PWM is a great idea! Love PWM. Works really well. It would work perfectly for control of brightness levels on a laser.

I think the Ford laser show is a little (lot) more than what we are trying to do here. Think about it. If you take a laser pointer and point it at the wall you see a dot. If you move the pointer to another place on the wall, you see the same dot at the same brightness just in another location. Picture this movement REALLY fast and in a grid-like manner.
Joined 2002
Sorry, but it's exactly the same. The 3D graphics had to be as bright as the video image, and were driven from scanning motors, exactly as you would in a video projector. If you're going to all the trouble of using a laser, you might as well scan it like video and modulate the beam, rather than passing it though a lossy LCD screen.
superdaveumo said:
PWM is a great idea! Love PWM. Works really well. It would work perfectly for control of brightness levels on a laser.

I think the Ford laser show is a little (lot) more than what we are trying to do here. Think about it. If you take a laser pointer and point it at the wall you see a dot. If you move the pointer to another place on the wall, you see the same dot at the same brightness just in another location. Picture this movement REALLY fast and in a grid-like manner.
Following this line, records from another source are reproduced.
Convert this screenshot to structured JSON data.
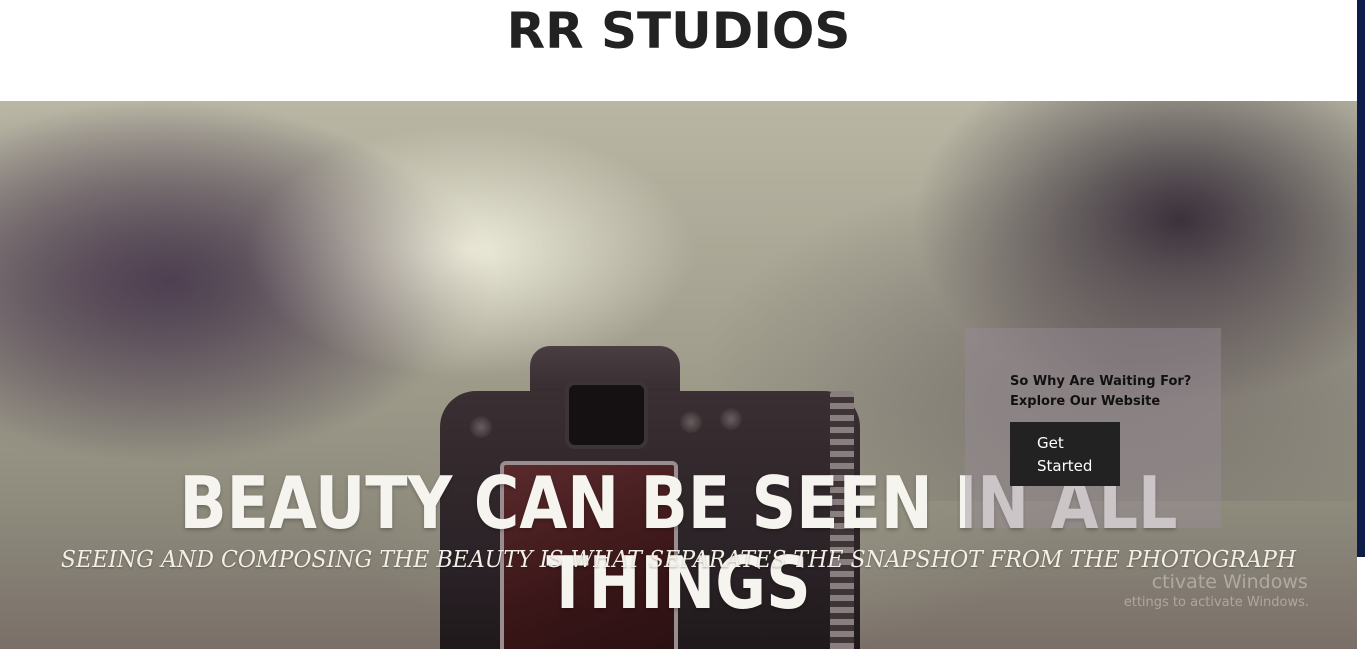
{
  "header": {
    "title": "RR STUDIOS"
  },
  "hero": {
    "headline": "BEAUTY CAN BE SEEN IN ALL THINGS",
    "subheadline": "SEEING AND COMPOSING THE BEAUTY IS WHAT SEPARATES THE SNAPSHOT FROM THE PHOTOGRAPH",
    "image_subject": "dslr-camera-photo"
  },
  "cta": {
    "text": "So Why Are Waiting For? Explore Our Website",
    "button_label": "Get Started"
  },
  "watermark": {
    "title": "ctivate Windows",
    "subtitle": "ettings to activate Windows."
  },
  "colors": {
    "title": "#222222",
    "button_bg": "#222222",
    "button_text": "#ffffff",
    "scroll_edge": "#0e1c4a"
  }
}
No, you don't what I was trying to say. It doesn't matter if you do it REALLY fast, the duty cycle is what matters. Strobing the laser across 768,000 individual points is the same as a 1/768,000 PWM duty cycle. The brightness of the laser will be the same wherever it's pointed, but the OTHER places are dead black at the same time.

Try this experiment: get in your car with a brave passenger carrying a stopwatch. On a long stretch of road, floor the accelerator for one second out of every ten. See how fast you go. Then try the same experiment, only floor the accelerator five seconds out of every ten. Then try ten seconds solid. Notice that the power of the impulse is always at maximum, but at 1:10 you go much slower than at 10:10.

If your laser idea worked, then you could also reach the same speed in the same amount of time, regardless of whether the accelerator were floored for one or ten seconds.